I usually keep a bottle of Lucid around the house.  After using the last of it in a hot toddy for my sick friend, I headed out to The Party Source to buy another bottle.  To my disappointment, I found that the price had gone up.  Kübler, however, was on sale.  It was a bigger bottle for the same price.  Kübler was one of the original absinthes, so I decided to give it a try.

According to the Kübler website:  

“Kübler was launched in 1863 by J. Fritz Kübler in Motiers, Switzerland. Motiers is the capital of the Val-de-Travers, the birthplace of Absinthe.  Fritz opened his Blackmint Distillery in 1875 and was the recipient of numerous awards and medals in competitions around the European theater before the Swiss government banned Absinthe in 1910.  In 2001, the Swiss ban was lifted and the brand was revived by Fritz’s great grandson, Yves Kübler, who runs the present day distillery only a few miles from its original site in the Val-de-Travers. Yves produces Kübler according to the brands original formula and it includes all the elements presented to the market in 1863.
The principal ingredients in Absinthe are the herbs Grand Wormwood and Anise that provide the balance between bitter and sweet and make the taste of the spirit so compelling. Kübler uses a grain neutral base of Swiss wheat and also includes Hyssop, Lemon Balm, Coriander, Star Anise, Fennel, Artemisia Pontica and Mint according to its original formula. Each of these ingredients is grown locally in the Val-de-Travers. Kubler is 106 proof (53 ABV).”
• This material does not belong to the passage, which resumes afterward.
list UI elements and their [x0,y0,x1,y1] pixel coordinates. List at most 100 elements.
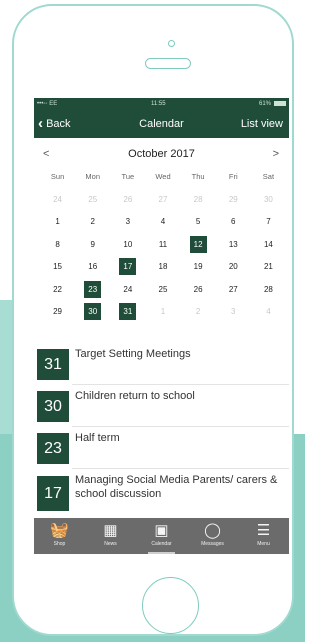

The website also has some interesting recipes, although I have not tried any of them yet.

Kübler is a blanche absinthe, which means that it is clear when it comes out of the bottle.  It has a lovely louche, with tendrils that wind their way to the bottom of the glass and slowly fill their way to the top.  The aroma is very anise with hints of earthyness.  The anise flavor clobbered my tongue and almost completely covered the flavor of the other herbs.  Kübler numbs my tongue more than other absinthes.  It does not need sugar, although sugar would not hurt the flavor.  This will be a wonderful mixing absinthe, especially in Sazerac and other drinks that do not need much complexity in the absinthe.

Kübler is 106 proof, by the way.

The Wormwood Society has more in-depth reviews of this absinthe.